A little 2-socket DTM connector. This should have been a pin connector. Ideally you want sockets on the end of harness sections so that, if they are unplugged but powered, nothing can “get into” the pins easily to connect them.
You’ll also note that we took a little extra care with this connector to put glueline over the base in order to create a more thorough environmental seal. The DTM connector itself has seals where the wires enter the shell.
The glueline just provides a little extra insurance. Since this connector is the front fender area, it is going to see a tremendous amount of water (when it’s wet out) and debris. Every little bit helps.
A circular milspec connector, booted, and the first section of the harness with heat shrink applied. We are again using the shielded twisted Spec55 3-conductor wire here. This short length will then go into two legs, with one leg going to each wheel speed sensor. One leg is much longer and goes around the back side of the engine bay to reach the LF wheel. We did not run it around the front side of the engine bay for the same reason that we discussed earlier with the knock sensors. We want to avoid the noisy areas of the alternator and cooling fans.
Just like with the rear harness, we will run the fill shielded twisted 3-conductor wire out to the wheel sensor. This gives us some added insurance for the future. If a piece of debris strikes the harness in the exposed area but doesn’t completely mangle it, we have a spare conductor that could be used.
This leaves one more harness to build in the engine bay: The exterior kill switch.
All good race cars should have a minimum of two kill switches. One should be in the cabin, accessible to the driver, and the second should be external to the cabin, accessible to safety crew.
When we originally built our dash panel, we included a master cut-off switch with a fancy red cover. That’s for me. For the safety crew, we decided to put an exterior kill switch on the cowl, right at the windshield. This is a very common location on race cars.

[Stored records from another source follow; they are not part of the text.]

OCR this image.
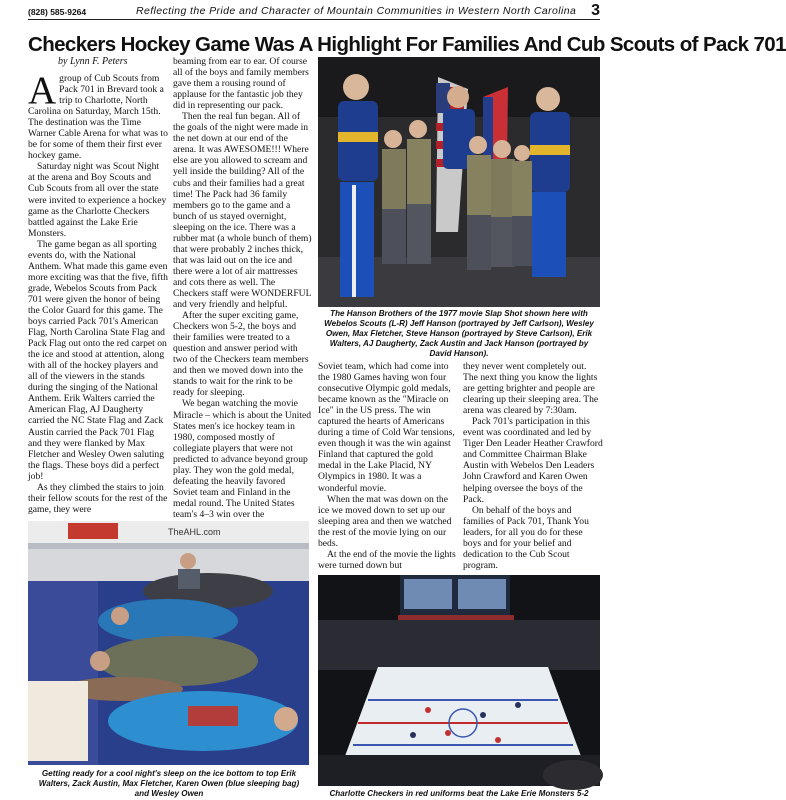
(828) 585-9264	Reflecting the Pride and Character of Mountain Communities in Western North Carolina 3
Checkers Hockey Game Was A Highlight For Families And Cub Scouts of Pack 701
by Lynn F. Peters
A group of Cub Scouts from Pack 701 in Brevard took a trip to Charlotte, North Carolina on Saturday, March 15th. The destination was the Time Warner Cable Arena for what was to be for some of them their first ever hockey game.

Saturday night was Scout Night at the arena and Boy Scouts and Cub Scouts from all over the state were invited to experience a hockey game as the Charlotte Checkers battled against the Lake Erie Monsters.

The game began as all sporting events do, with the National Anthem. What made this game even more exciting was that the five, fifth grade, Webelos Scouts from Pack 701 were given the honor of being the Color Guard for this game. The boys carried Pack 701's American Flag, North Carolina State Flag and Pack Flag out onto the red carpet on the ice and stood at attention, along with all of the hockey players and all of the viewers in the stands during the singing of the National Anthem. Erik Walters carried the American Flag, AJ Daugherty carried the NC State Flag and Zack Austin carried the Pack 701 Flag and they were flanked by Max Fletcher and Wesley Owen saluting the flags. These boys did a perfect job!

As they climbed the stairs to join their fellow scouts for the rest of the game, they were

beaming from ear to ear. Of course all of the boys and family members gave them a rousing round of applause for the fantastic job they did in representing our pack.

Then the real fun began. All of the goals of the night were made in the net down at our end of the arena. It was AWESOME!!! Where else are you allowed to scream and yell inside the building? All of the cubs and their families had a great time! The Pack had 36 family members go to the game and a bunch of us stayed overnight, sleeping on the ice. There was a rubber mat (a whole bunch of them) that were probably 2 inches thick, that was laid out on the ice and there were a lot of air mattresses and cots there as well. The Checkers staff were WONDERFUL and very friendly and helpful.

After the super exciting game, Checkers won 5-2, the boys and their families were treated to a question and answer period with two of the Checkers team members and then we moved down into the stands to wait for the rink to be ready for sleeping.

We began watching the movie Miracle – which is about the United States men's ice hockey team in 1980, composed mostly of collegiate players that were not predicted to advance beyond group play. They won the gold medal, defeating the heavily favored Soviet team and Finland in the medal round. The United States team's 4–3 win over the

Soviet team, which had come into the 1980 Games having won four consecutive Olympic gold medals, became known as the "Miracle on Ice" in the US press. The win captured the hearts of Americans during a time of Cold War tensions, even though it was the win against Finland that captured the gold medal in the Lake Placid, NY Olympics in 1980. It was a wonderful movie.

When the mat was down on the ice we moved down to set up our sleeping area and then we watched the rest of the movie lying on our beds.

At the end of the movie the lights were turned down but

they never went completely out. The next thing you know the lights are getting brighter and people are clearing up their sleeping area. The arena was cleared by 7:30am.

Pack 701's participation in this event was coordinated and led by Tiger Den Leader Heather Crawford and Committee Chairman Blake Austin with Webelos Den Leaders John Crawford and Karen Owen helping oversee the boys of the Pack.

On behalf of the boys and families of Pack 701, Thank You leaders, for all you do for these boys and for your belief and dedication to the Cub Scout program.

The Hanson Brothers of the 1977 movie Slap Shot shown here with Webelos Scouts (L-R) Jeff Hanson (portrayed by Jeff Carlson), Wesley Owen, Max Fletcher, Steve Hanson (portrayed by Steve Carlson), Erik Walters, AJ Daugherty, Zack Austin and Jack Hanson (portrayed by David Hanson).
TheAHL.com
Getting ready for a cool night's sleep on the ice bottom to top Erik Walters, Zack Austin, Max Fletcher, Karen Owen (blue sleeping bag) and Wesley Owen	Charlotte Checkers in red uniforms beat the Lake Erie Monsters 5-2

We are also placing it on the driver’s side. Why? Unless I jam the car up against a tire wall on the driver’s side, a track safety worker is going to come to my side of the car first. Generally speaking, the safety crew’s first priority is the well being of the driver. Having the kill switch (and, similarly, a fire system switch) on the driver’s side in an easily accessible and easily identified location is a safety benefit.
If you remove the plastic trim panels in the cowl area underneath the hood, you find that Toyota has engineered a sturdy beam that the wiper motor and wiper assemblies mount to. This provides a great mounting location for our cowl kill switch.